Eithne Jordan: Street / En Route

Royal Hibernian Academy, Dublin / Rubicon Gallery, Dublin

There is a persuasive but gentle emptiness to the works of Eithne Jordan, spread across two companion exhibitions, one at the Royal Hibernian Academy, and the other at Rubicon Gallery. The focus of each is buildings: houses, apartments, a deserted mansion, a courthouse; sited on streets, empty save for the occasional car, and lit by street lamps, twilight or pale dawn. Sometimes there is a light behind a window, but more often the eyes of these buildings are dark, the façades blankly impenetrable. There is a division of scale and medium: at the RHA, the works are larger, oil on linen; while at Rubicon smaller gouaches on paper, some of them studies for the RHA pieces, are on display.

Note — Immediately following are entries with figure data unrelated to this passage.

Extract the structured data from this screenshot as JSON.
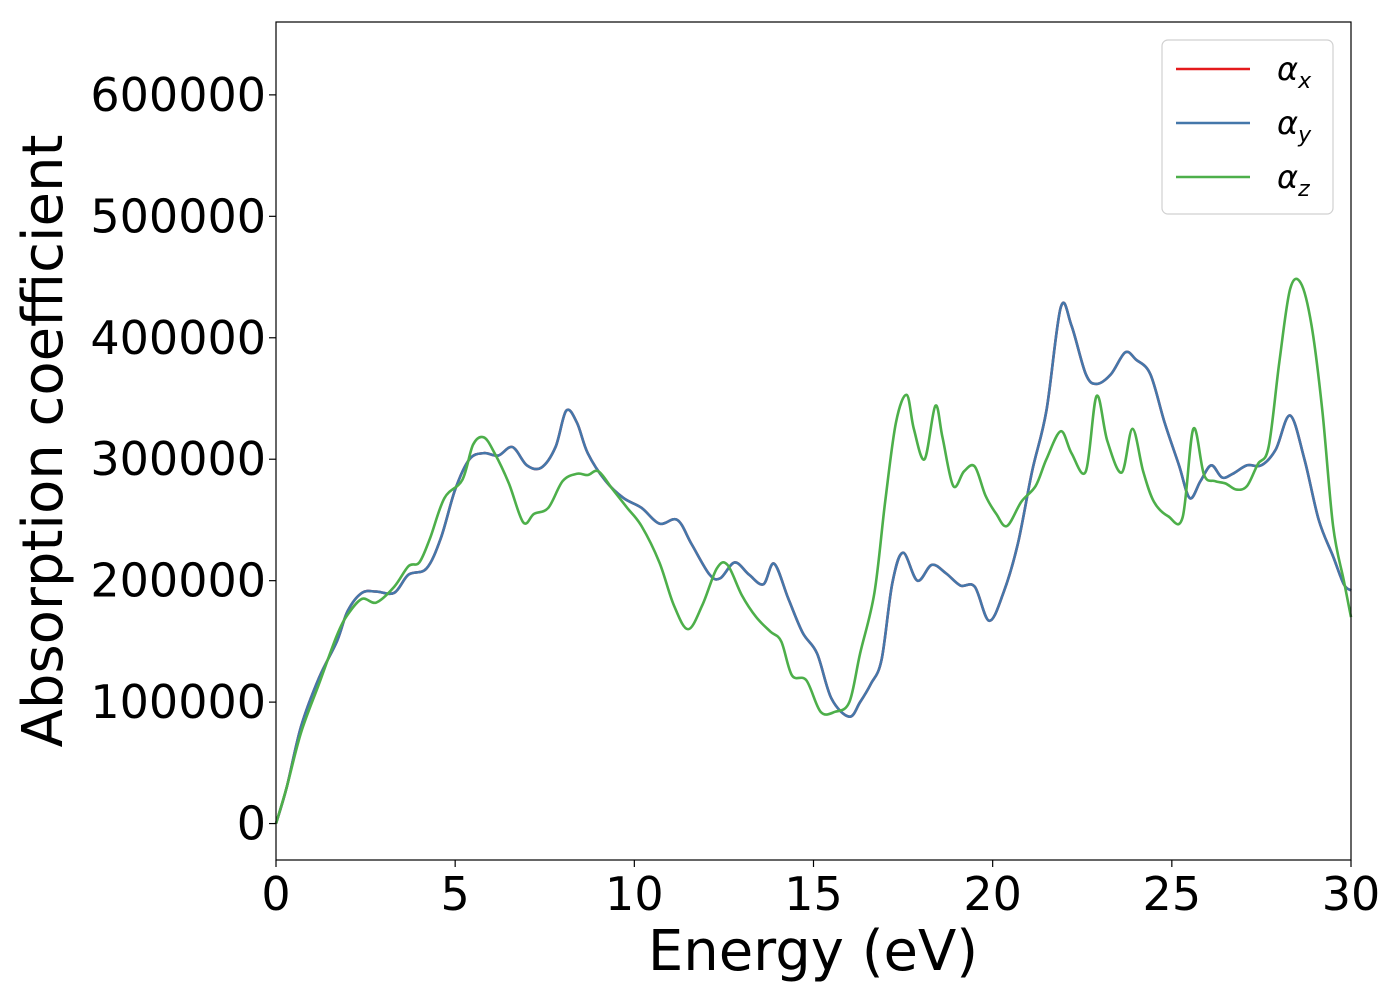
{
  "chart_data": {
    "type": "line",
    "title": "",
    "xlabel": "Energy (eV)",
    "ylabel": "Absorption coefficient",
    "xlim": [
      0,
      30
    ],
    "ylim": [
      -30000,
      660000
    ],
    "xticks": [
      0,
      5,
      10,
      15,
      20,
      25,
      30
    ],
    "xtick_labels": [
      "0",
      "5",
      "10",
      "15",
      "20",
      "25",
      "30"
    ],
    "yticks": [
      0,
      100000,
      200000,
      300000,
      400000,
      500000,
      600000
    ],
    "ytick_labels": [
      "0",
      "100000",
      "200000",
      "300000",
      "400000",
      "500000",
      "600000"
    ],
    "grid": false,
    "legend_position": "top-right",
    "series": [
      {
        "name": "α_x",
        "label_main": "α",
        "label_sub": "x",
        "color": "#e41a1c",
        "x": [
          0,
          0.3,
          0.7,
          1.2,
          1.7,
          2.0,
          2.4,
          2.8,
          3.3,
          3.7,
          4.2,
          4.6,
          5.0,
          5.4,
          5.8,
          6.2,
          6.6,
          7.0,
          7.4,
          7.8,
          8.1,
          8.4,
          8.7,
          9.2,
          9.7,
          10.2,
          10.7,
          11.2,
          11.6,
          12.1,
          12.4,
          12.8,
          13.2,
          13.6,
          13.9,
          14.3,
          14.7,
          15.1,
          15.5,
          16.0,
          16.3,
          16.6,
          16.9,
          17.2,
          17.5,
          17.9,
          18.3,
          18.7,
          19.1,
          19.5,
          19.9,
          20.3,
          20.7,
          21.1,
          21.5,
          21.9,
          22.2,
          22.6,
          22.9,
          23.3,
          23.7,
          24.0,
          24.4,
          24.8,
          25.2,
          25.5,
          25.8,
          26.1,
          26.4,
          26.7,
          27.1,
          27.5,
          27.9,
          28.3,
          28.7,
          29.1,
          29.5,
          29.8,
          30.0
        ],
        "y": [
          0,
          30000,
          80000,
          120000,
          150000,
          175000,
          190000,
          191000,
          190000,
          205000,
          210000,
          235000,
          275000,
          300000,
          305000,
          303000,
          310000,
          295000,
          293000,
          310000,
          340000,
          330000,
          305000,
          282000,
          268000,
          260000,
          247000,
          250000,
          230000,
          205000,
          202000,
          215000,
          205000,
          197000,
          214000,
          185000,
          157000,
          140000,
          103000,
          88000,
          100000,
          115000,
          135000,
          198000,
          223000,
          200000,
          213000,
          206000,
          196000,
          195000,
          167000,
          190000,
          230000,
          290000,
          340000,
          425000,
          410000,
          370000,
          362000,
          370000,
          388000,
          382000,
          370000,
          330000,
          295000,
          268000,
          282000,
          295000,
          285000,
          288000,
          295000,
          295000,
          308000,
          336000,
          300000,
          250000,
          220000,
          197000,
          192000
        ]
      },
      {
        "name": "α_y",
        "label_main": "α",
        "label_sub": "y",
        "color": "#4477aa",
        "x": [
          0,
          0.3,
          0.7,
          1.2,
          1.7,
          2.0,
          2.4,
          2.8,
          3.3,
          3.7,
          4.2,
          4.6,
          5.0,
          5.4,
          5.8,
          6.2,
          6.6,
          7.0,
          7.4,
          7.8,
          8.1,
          8.4,
          8.7,
          9.2,
          9.7,
          10.2,
          10.7,
          11.2,
          11.6,
          12.1,
          12.4,
          12.8,
          13.2,
          13.6,
          13.9,
          14.3,
          14.7,
          15.1,
          15.5,
          16.0,
          16.3,
          16.6,
          16.9,
          17.2,
          17.5,
          17.9,
          18.3,
          18.7,
          19.1,
          19.5,
          19.9,
          20.3,
          20.7,
          21.1,
          21.5,
          21.9,
          22.2,
          22.6,
          22.9,
          23.3,
          23.7,
          24.0,
          24.4,
          24.8,
          25.2,
          25.5,
          25.8,
          26.1,
          26.4,
          26.7,
          27.1,
          27.5,
          27.9,
          28.3,
          28.7,
          29.1,
          29.5,
          29.8,
          30.0
        ],
        "y": [
          0,
          30000,
          80000,
          120000,
          150000,
          175000,
          190000,
          191000,
          190000,
          205000,
          210000,
          235000,
          275000,
          300000,
          305000,
          303000,
          310000,
          295000,
          293000,
          310000,
          340000,
          330000,
          305000,
          282000,
          268000,
          260000,
          247000,
          250000,
          230000,
          205000,
          202000,
          215000,
          205000,
          197000,
          214000,
          185000,
          157000,
          140000,
          103000,
          88000,
          100000,
          115000,
          135000,
          198000,
          223000,
          200000,
          213000,
          206000,
          196000,
          195000,
          167000,
          190000,
          230000,
          290000,
          340000,
          425000,
          410000,
          370000,
          362000,
          370000,
          388000,
          382000,
          370000,
          330000,
          295000,
          268000,
          282000,
          295000,
          285000,
          288000,
          295000,
          295000,
          308000,
          336000,
          300000,
          250000,
          220000,
          197000,
          192000
        ]
      },
      {
        "name": "α_z",
        "label_main": "α",
        "label_sub": "z",
        "color": "#4daf4a",
        "x": [
          0,
          0.3,
          0.7,
          1.2,
          1.7,
          2.0,
          2.4,
          2.8,
          3.3,
          3.7,
          4.0,
          4.3,
          4.7,
          5.2,
          5.5,
          5.8,
          6.1,
          6.5,
          6.9,
          7.2,
          7.6,
          8.0,
          8.4,
          8.7,
          9.0,
          9.4,
          9.8,
          10.2,
          10.7,
          11.1,
          11.5,
          11.9,
          12.3,
          12.6,
          13.0,
          13.4,
          13.8,
          14.1,
          14.4,
          14.8,
          15.2,
          15.6,
          16.0,
          16.3,
          16.7,
          17.0,
          17.3,
          17.6,
          17.8,
          18.1,
          18.4,
          18.6,
          18.9,
          19.2,
          19.5,
          19.8,
          20.1,
          20.4,
          20.8,
          21.2,
          21.5,
          21.9,
          22.2,
          22.6,
          22.9,
          23.2,
          23.6,
          23.9,
          24.2,
          24.5,
          24.9,
          25.3,
          25.6,
          25.9,
          26.2,
          26.5,
          26.8,
          27.1,
          27.4,
          27.7,
          28.0,
          28.3,
          28.6,
          28.9,
          29.2,
          29.5,
          29.8,
          30.0
        ],
        "y": [
          0,
          30000,
          75000,
          115000,
          155000,
          172000,
          185000,
          182000,
          195000,
          212000,
          215000,
          235000,
          268000,
          283000,
          312000,
          318000,
          305000,
          280000,
          248000,
          255000,
          260000,
          282000,
          288000,
          287000,
          290000,
          275000,
          260000,
          245000,
          215000,
          180000,
          160000,
          180000,
          210000,
          213000,
          188000,
          170000,
          158000,
          150000,
          122000,
          118000,
          92000,
          92000,
          100000,
          140000,
          190000,
          265000,
          330000,
          353000,
          325000,
          300000,
          344000,
          318000,
          278000,
          290000,
          294000,
          270000,
          255000,
          245000,
          265000,
          278000,
          300000,
          323000,
          305000,
          290000,
          352000,
          315000,
          289000,
          325000,
          290000,
          265000,
          253000,
          252000,
          325000,
          287000,
          282000,
          280000,
          275000,
          278000,
          296000,
          310000,
          380000,
          440000,
          445000,
          410000,
          340000,
          245000,
          200000,
          170000
        ]
      }
    ]
  }
}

Scale is significant because in the smaller works there is a drawing in, as the miniaturisation condenses the gaze into an intimacy that feels more personal than the alienation accruing to the larger paintings. There, the soft flatness of the muted, subtle gradations of greys, browns, and colours of brick and stone, hold you at a critical distance from inhabiting any more than the ground the artist herself inhabits, always outside. And Jordan’s preoccupation is with the condition of being outside, not on the way to being inside, but, as the title of the Rubicon’s exhibition suggests, always on the way to somewhere else.

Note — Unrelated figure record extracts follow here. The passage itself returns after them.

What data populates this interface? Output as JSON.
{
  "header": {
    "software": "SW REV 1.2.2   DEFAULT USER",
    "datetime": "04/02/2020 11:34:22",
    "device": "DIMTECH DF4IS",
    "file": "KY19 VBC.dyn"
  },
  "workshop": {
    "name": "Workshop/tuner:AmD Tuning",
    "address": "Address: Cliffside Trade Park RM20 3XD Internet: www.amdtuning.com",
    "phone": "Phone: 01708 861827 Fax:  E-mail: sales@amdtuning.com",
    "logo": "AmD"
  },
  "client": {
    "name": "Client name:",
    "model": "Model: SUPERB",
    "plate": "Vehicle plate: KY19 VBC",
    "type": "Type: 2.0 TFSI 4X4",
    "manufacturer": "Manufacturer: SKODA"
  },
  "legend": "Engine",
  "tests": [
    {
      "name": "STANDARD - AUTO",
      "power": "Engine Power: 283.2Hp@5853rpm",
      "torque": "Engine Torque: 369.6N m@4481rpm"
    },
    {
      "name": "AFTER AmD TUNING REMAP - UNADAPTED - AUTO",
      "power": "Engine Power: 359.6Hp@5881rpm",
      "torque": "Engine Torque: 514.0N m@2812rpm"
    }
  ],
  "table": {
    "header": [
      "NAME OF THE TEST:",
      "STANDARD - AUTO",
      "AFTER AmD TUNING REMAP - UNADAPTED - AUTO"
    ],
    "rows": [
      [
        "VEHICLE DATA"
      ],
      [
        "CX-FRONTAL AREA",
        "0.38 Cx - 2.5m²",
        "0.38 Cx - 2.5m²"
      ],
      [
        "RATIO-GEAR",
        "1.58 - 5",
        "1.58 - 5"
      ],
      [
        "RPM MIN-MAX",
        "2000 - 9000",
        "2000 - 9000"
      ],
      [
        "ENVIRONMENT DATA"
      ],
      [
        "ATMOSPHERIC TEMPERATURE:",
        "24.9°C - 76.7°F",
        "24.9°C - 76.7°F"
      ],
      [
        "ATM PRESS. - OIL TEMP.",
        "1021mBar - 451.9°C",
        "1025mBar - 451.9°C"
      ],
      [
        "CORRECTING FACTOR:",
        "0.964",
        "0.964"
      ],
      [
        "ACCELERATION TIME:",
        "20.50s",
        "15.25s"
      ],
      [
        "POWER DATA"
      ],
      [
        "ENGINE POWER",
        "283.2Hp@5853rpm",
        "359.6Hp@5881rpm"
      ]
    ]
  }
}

In his essay, ‘The Interior of a House’, commissioned for the RHA catalogue, Colm Tóibín, chooses to imagine a story of the hidden life behind one set of these windows. Tóbin creates a small world peopled with the sensitive banalities of family relationships: the little manipulations, the modest ambitions for interior decorating. It is a sweetly resonant story, but one at odds with the intent of these works. Jordan’s streetscapes do not in fact present us with a dialectic between interior and exterior, and they do not invite us to imagine what is going on inside. Instead these works are all about the outside. Here, buildings are symbols of a society that may also alienate, rather than icons of warmth and shelter.

Eithne Jordan: Courthouse III, 2012. Oil on linen. 114 x 146cm. Image courtesy of the Rubicon Gallery.
Eithne Jordan: Courthouse III, 2012. Oil on linen. 114 x 146cm. Image courtesy of the Rubicon Gallery.

The title of the series Hoarding (2011) reveals this intent, as here walls and boards act as barriers. In Hoarding IV, at RHA, the promises of adverts on the wooden shuttering are as empty and unreadable as the dark shadows behind the windows of the apartment block beyond. Perhaps Car Park II (2011) encapsulates all these strands most fully. In the Rubicon Gallery study, the rain-washed streets of a wet dawn, and the soft lights within the multi-storey building, open up the potential for the idea of journey to take root. This may not be ‘our’ place, but it is a point on the way. At the RHA, the scene is altogether darker, and the boarded up windows on the building that dominates the right hand side of the painting are in dialogue with the No Entry road signs. Here the way ahead is unclear, but the overall sense is that we cannot linger, and there is no way back.

The light at Jordan’s chosen times of day is that of dawn or twilight, those liminal moments between day and night. This chimes with the idea of En Route, which alludes to the placelessness of being separated from where you are. It is also, in the hands of an expert, a simply stunning light to paint, and Jordan, rightly considered one of Ireland’s leading artists, is an expert handler of paint, composition and form. That is part of the reason why, loaded as they are with a sense of existential angst, Jordan’s paintings, whether oil on linen, or gouache on paper, are so seductive.

Another reason is the way in which each of these works presents both a puzzle and its own answer: the conundrum being the question of how we can continue to live, hope, think and love, in a landscape that reminds us that all the edifices we have created for civilisation and comfort are nothing more than cold brick and stone, excluding more than they shelter. The answer, which lies at the heart of these two exhibitions, is that understanding all this is our strength. Jordan’s viewpoint offers us a position from which to view that condition, and draw power from the reality of being an individual, rather than through the mythologised stories of home, and the fiction of finally settling down to satisfaction.

 

Eithne Jordan: En Route, was on view 3 November – 8 December 2012; Eithne Jordan: Street, was on view 15 November – 21 December 2012.